Toutefois, avec le temps, le contenu pro devrait se généraliser voire se banaliser sur les plateformes UGC. La différenciation reposera alors sur la capacité à fournir des outils / services / ergonomie à plus forte valeur ajoutée pour les "power-users". On revient à mes premiers arguments sur le marketing différiencé de ces plateformes UGC et à la satisfaction des besoins des utilisateurs, au sens de Maslow, dans un contexte identitaire / communautaire très fort.
* La création de chaîne thématique "non linéaire" par l'utilisateur n'est-elle pas une alternative aux chaînes de TV/VoD offertes par les opérateurs ?
Entièrement d'accord. On y arrivera très vite sur le plan de la consommation des médias audiovisuels. Des services comme Neave.tv, IM.com, MetaCafe.com ou encore le projet Venice des fondateurs de Kazaa et Skype, sont dans cette optique de "TV on demand" totalement délinéarisée. Dans la chaîne de la valeur, les distributeurs que sont les chaînes de télé classiques risquent de perdre une partie de la relation privilégiée qu'ils entretenaient avec les téléspectateurs. Et ce, au profit des producteurs de contenu et de ces nouveaux distributeurs de chaînes thématiques délinéarisées, de nouveaux infomédiaires pour reprendre un concept cher à mon ami Christian Jegourel.
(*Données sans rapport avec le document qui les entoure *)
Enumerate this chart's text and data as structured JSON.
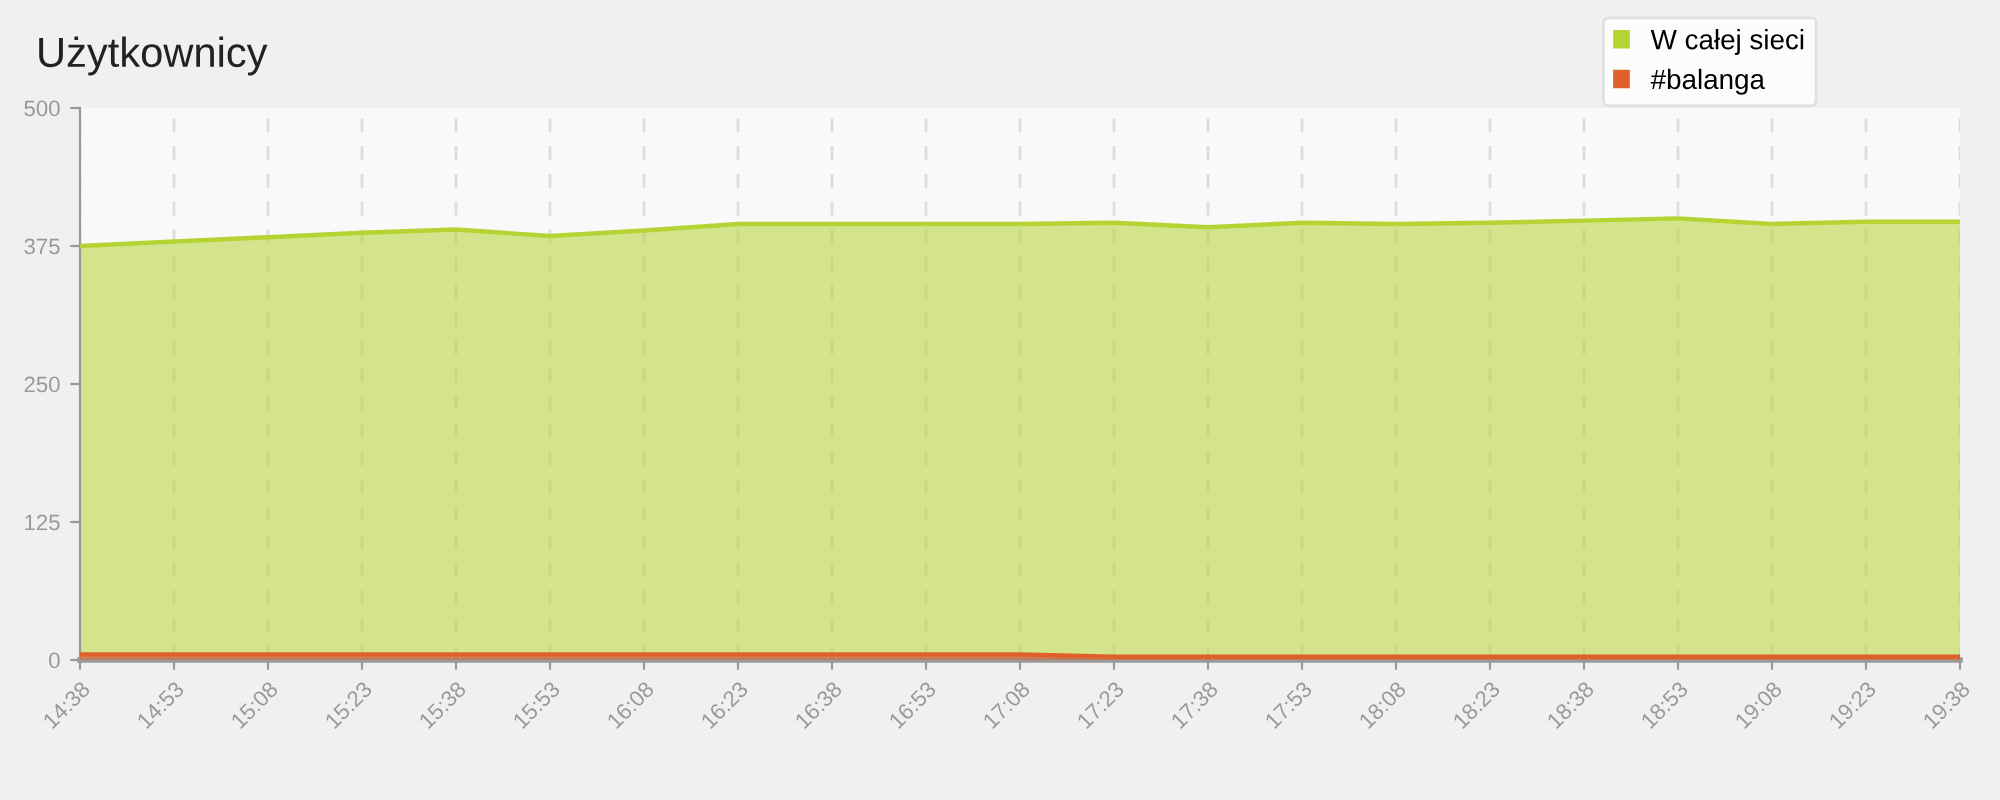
{
  "chart_data": {
    "type": "area",
    "title": "Użytkownicy",
    "categories": [
      "14:38",
      "14:53",
      "15:08",
      "15:23",
      "15:38",
      "15:53",
      "16:08",
      "16:23",
      "16:38",
      "16:53",
      "17:08",
      "17:23",
      "17:38",
      "17:53",
      "18:08",
      "18:23",
      "18:38",
      "18:53",
      "19:08",
      "19:23",
      "19:38"
    ],
    "series": [
      {
        "name": "W całej sieci",
        "color": "#b5d433",
        "values": [
          375,
          379,
          383,
          387,
          390,
          384,
          389,
          395,
          395,
          395,
          395,
          396,
          392,
          396,
          395,
          396,
          398,
          400,
          395,
          397,
          397
        ]
      },
      {
        "name": "#balanga",
        "color": "#e0602a",
        "values": [
          5,
          5,
          5,
          5,
          5,
          5,
          5,
          5,
          5,
          5,
          5,
          3,
          3,
          3,
          3,
          3,
          3,
          3,
          3,
          3,
          3
        ]
      }
    ],
    "ylim": [
      0,
      500
    ],
    "yticks": [
      0,
      125,
      250,
      375,
      500
    ],
    "grid": "x",
    "legend": "top right"
  }
}
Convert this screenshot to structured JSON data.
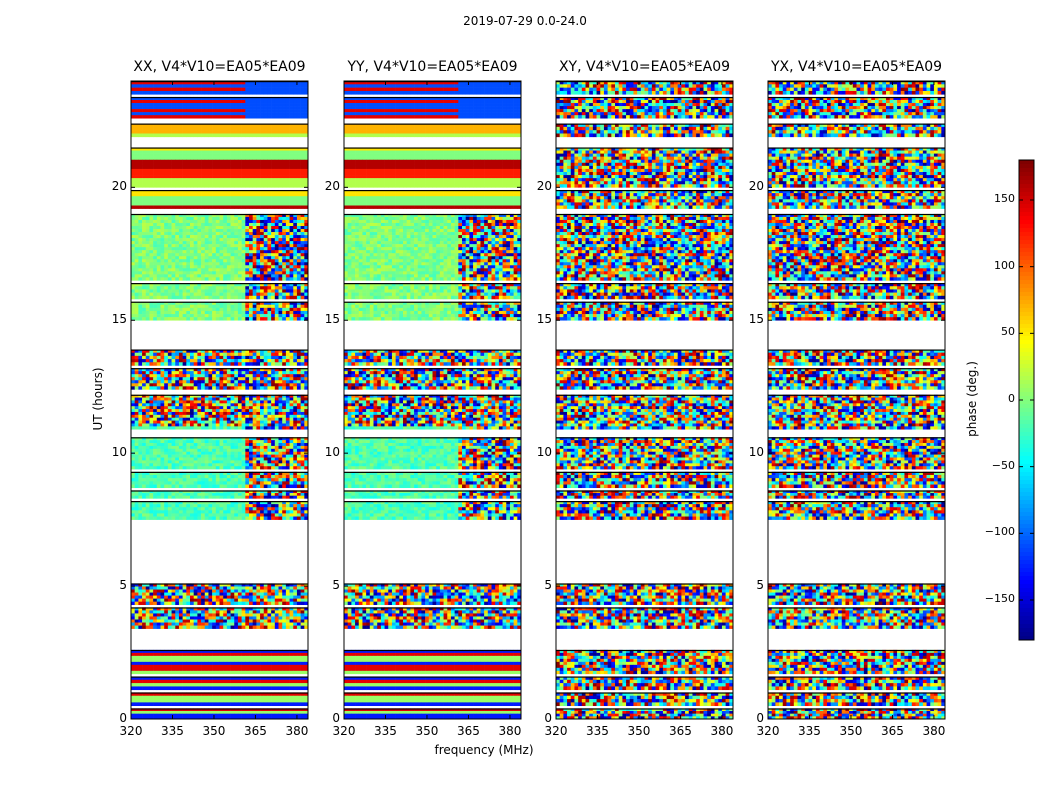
{
  "chart_data": {
    "type": "heatmap",
    "suptitle": "2019-07-29 0.0-24.0",
    "xlabel": "frequency (MHz)",
    "ylabel": "UT (hours)",
    "xlim": [
      320,
      384
    ],
    "ylim": [
      0,
      24
    ],
    "xticks": [
      "320",
      "335",
      "350",
      "365",
      "380"
    ],
    "yticks": [
      "0",
      "5",
      "10",
      "15",
      "20"
    ],
    "panels": [
      {
        "title": "XX, V4*V10=EA05*EA09",
        "type": "structured"
      },
      {
        "title": "YY, V4*V10=EA05*EA09",
        "type": "structured"
      },
      {
        "title": "XY, V4*V10=EA05*EA09",
        "type": "noise"
      },
      {
        "title": "YX, V4*V10=EA05*EA09",
        "type": "noise"
      }
    ],
    "colorbar": {
      "label": "phase (deg.)",
      "range": [
        -180,
        180
      ],
      "ticks": [
        "150",
        "100",
        "50",
        "0",
        "−50",
        "−100",
        "−150"
      ],
      "colormap": "jet"
    },
    "data_bands_ut": [
      [
        0.0,
        0.4
      ],
      [
        0.5,
        1.0
      ],
      [
        1.1,
        1.6
      ],
      [
        1.7,
        2.6
      ],
      [
        3.4,
        4.2
      ],
      [
        4.3,
        5.1
      ],
      [
        7.5,
        8.2
      ],
      [
        8.3,
        8.6
      ],
      [
        8.7,
        9.3
      ],
      [
        9.4,
        10.6
      ],
      [
        10.9,
        12.2
      ],
      [
        12.4,
        13.2
      ],
      [
        13.3,
        13.9
      ],
      [
        15.0,
        15.7
      ],
      [
        15.8,
        16.4
      ],
      [
        16.5,
        19.0
      ],
      [
        19.2,
        19.9
      ],
      [
        20.0,
        21.5
      ],
      [
        21.9,
        22.4
      ],
      [
        22.6,
        23.4
      ],
      [
        23.5,
        24.0
      ]
    ]
  }
}
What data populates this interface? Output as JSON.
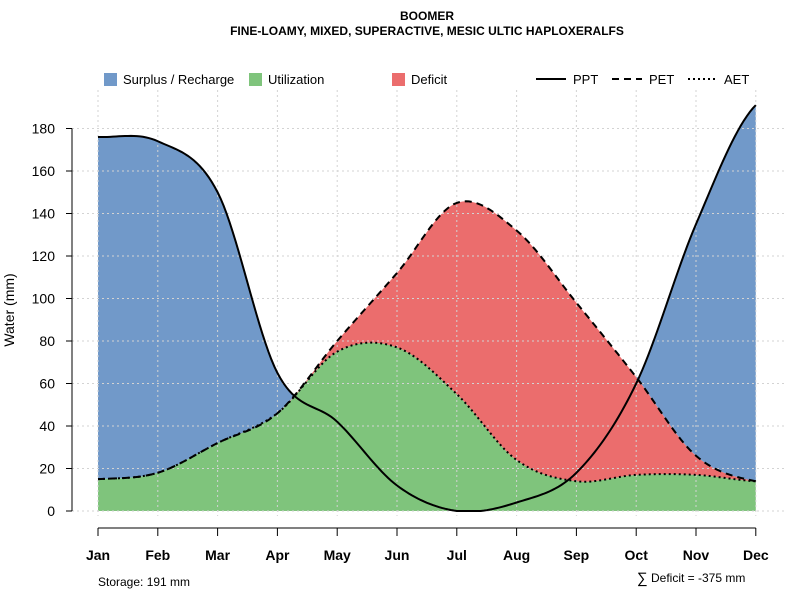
{
  "chart_data": {
    "type": "area",
    "title": "BOOMER",
    "subtitle": "FINE-LOAMY, MIXED, SUPERACTIVE, MESIC ULTIC HAPLOXERALFS",
    "ylabel": "Water (mm)",
    "xlabel": "",
    "ylim": [
      0,
      190
    ],
    "yticks": [
      0,
      20,
      40,
      60,
      80,
      100,
      120,
      140,
      160,
      180
    ],
    "categories": [
      "Jan",
      "Feb",
      "Mar",
      "Apr",
      "May",
      "Jun",
      "Jul",
      "Aug",
      "Sep",
      "Oct",
      "Nov",
      "Dec"
    ],
    "grid": true,
    "series": [
      {
        "name": "PPT",
        "style": "solid",
        "values": [
          176,
          174,
          150,
          65,
          42,
          12,
          0,
          4,
          18,
          60,
          135,
          191
        ]
      },
      {
        "name": "PET",
        "style": "dashed",
        "values": [
          15,
          18,
          32,
          46,
          80,
          112,
          145,
          132,
          98,
          63,
          26,
          14
        ]
      },
      {
        "name": "AET",
        "style": "dotted",
        "values": [
          15,
          18,
          32,
          46,
          75,
          77,
          55,
          24,
          14,
          17,
          17,
          14
        ]
      }
    ],
    "fills": [
      {
        "name": "Surplus / Recharge",
        "color": "#7199c9"
      },
      {
        "name": "Utilization",
        "color": "#7fc47c"
      },
      {
        "name": "Deficit",
        "color": "#eb6d6d"
      }
    ],
    "legend": {
      "placement": "top",
      "surplus_label": "Surplus / Recharge",
      "utilization_label": "Utilization",
      "deficit_label": "Deficit",
      "ppt_label": "PPT",
      "pet_label": "PET",
      "aet_label": "AET"
    },
    "annotations": {
      "storage": "Storage: 191 mm",
      "deficit_sum": "Deficit = -375 mm",
      "sum_symbol": "∑"
    }
  }
}
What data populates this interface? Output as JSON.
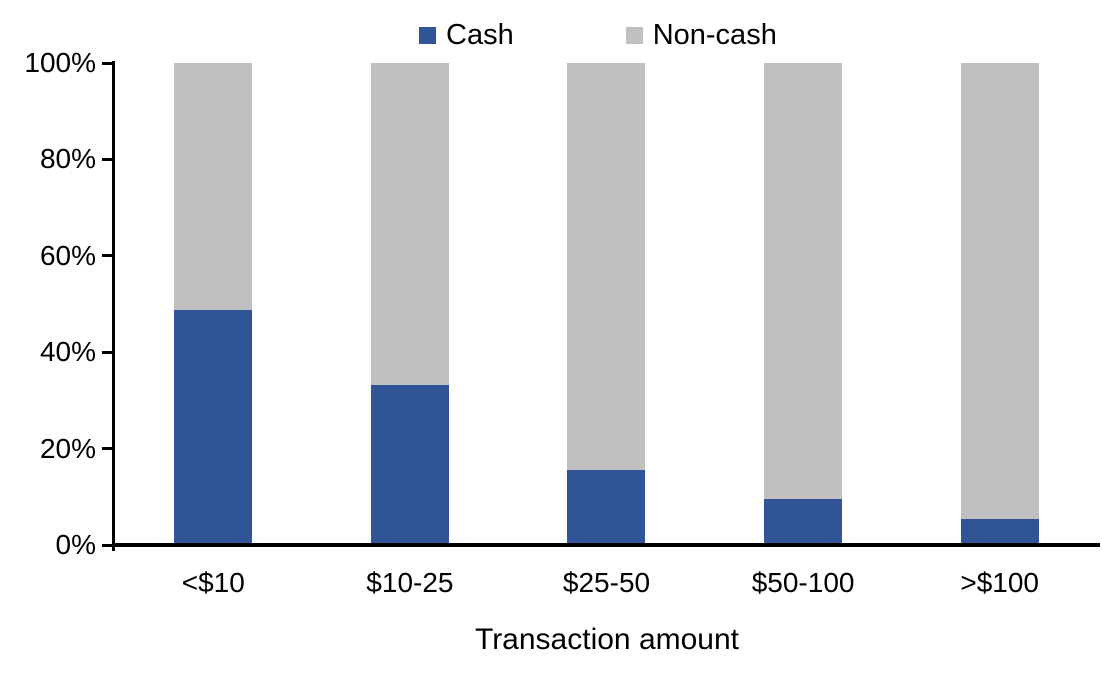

J'ai quelques idées sur le sujet, que je suis prêt à partager avec les acteurs de la convergence.
Et vous, Julien, qu'en pensez-vous ?
Rédigé par: Laurent Esposito | 29 octobre 2006 à 11H52
YouTube's user experience sucks !
(same comment for DailyMotion and co)
To be continued...
Rédigé par: TVnomics | 30 octobre 2006 à 17H15
Y a pas que le Venice Project de Janus Friis et Niklas Zeenström qui risque de secouer les mamouths de l'audiovisuel. Le nouveau BitTorrent, version légale du logiciel de peer-to-peer avec des contenus vidéo payants cette fois, tout comme Maven Networks et Brightcove pour la distribution de chaines thématiques en vod sur leweb vont bientot mettre un beau boxon sur la planète TV !
Les Tf1, M6 et Canal+ peuvent s'accrocher, si les producteurs de television comme Endemol bossent en direct avec ces plateformes...
Rédigé par: David Prod | 30 octobre 2006 à 20H44
Bonsoir Laurent,
Votre billet est passionnant... avec toutes ses perspectives et interactions.